Im Grunde hört der Bericht mit dem Erreichen des Zieles und einem kurzen Fazit eigentlich auf. Ich möchte jedoch auf die Stressbewältigung beim Wandern hinweisen.
Eine ungeduldige Meute Wandermenschen versammelt sich am Bahnhofvorplatz und diskutiert über den Schienenersatzverkehr. Die geplante Abfahrtszeit ist 15:35 Uhr. Um 15:28 Uhr ruft ein nahezu erboster Wanderer die Telefonnummer vom Hinweisschild zum Schienenersatzverkehr an und „belästigt“ die „gnädige Frau“ am anderen Ende der Leitung mit Fragen wie: „Kommt hier eh ein Bus?“ und „Wann kommt der denn endlich?„. Die Meute beruhigt sich nicht, obwohl ein gelassener Mann darauf hinweist, dass sie einfach warten sollen, der Bus „kommt ja eh„.
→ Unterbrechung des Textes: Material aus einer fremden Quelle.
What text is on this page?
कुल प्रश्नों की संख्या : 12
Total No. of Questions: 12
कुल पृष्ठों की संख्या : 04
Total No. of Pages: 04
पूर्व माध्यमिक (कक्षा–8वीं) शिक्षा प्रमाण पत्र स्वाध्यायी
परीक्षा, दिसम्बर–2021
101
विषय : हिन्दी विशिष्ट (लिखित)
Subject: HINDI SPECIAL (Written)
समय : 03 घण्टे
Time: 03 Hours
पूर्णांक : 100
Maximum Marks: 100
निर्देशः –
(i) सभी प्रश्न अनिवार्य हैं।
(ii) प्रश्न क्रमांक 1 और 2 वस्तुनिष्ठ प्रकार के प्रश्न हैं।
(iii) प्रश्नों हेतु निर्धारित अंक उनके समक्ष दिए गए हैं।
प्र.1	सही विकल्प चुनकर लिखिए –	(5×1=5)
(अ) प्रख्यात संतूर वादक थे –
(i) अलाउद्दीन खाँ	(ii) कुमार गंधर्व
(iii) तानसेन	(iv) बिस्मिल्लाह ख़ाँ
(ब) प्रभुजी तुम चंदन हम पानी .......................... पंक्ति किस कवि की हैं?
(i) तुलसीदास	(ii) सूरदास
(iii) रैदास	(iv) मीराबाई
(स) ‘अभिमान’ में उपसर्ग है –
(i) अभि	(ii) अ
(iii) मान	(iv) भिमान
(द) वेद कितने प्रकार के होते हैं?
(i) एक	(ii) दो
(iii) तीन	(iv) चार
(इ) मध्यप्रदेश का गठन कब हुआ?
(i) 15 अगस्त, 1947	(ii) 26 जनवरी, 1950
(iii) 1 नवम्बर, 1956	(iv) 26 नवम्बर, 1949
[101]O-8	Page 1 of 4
15:37 Uhr. Der Bus hat noch nicht den Weg zum Bahnhof gefunden, die „gnädige Frau“ kommt noch einmal zum Handkuss. „Es ist nun schon 15:37 Uhr und der Bus ist noch immer nicht da!“ Blablabla, blablabla. Just in diesem Moment fährt der Bus ein, „gut, da kommt ein Bus, ich überprüfe noch ob das eh der Schienenersatzverkehr ist.“ Ich hoffe die „gnädige Frau“ konnte daraufhin wenigstens für Belustigung in ihrem Büro sorgen.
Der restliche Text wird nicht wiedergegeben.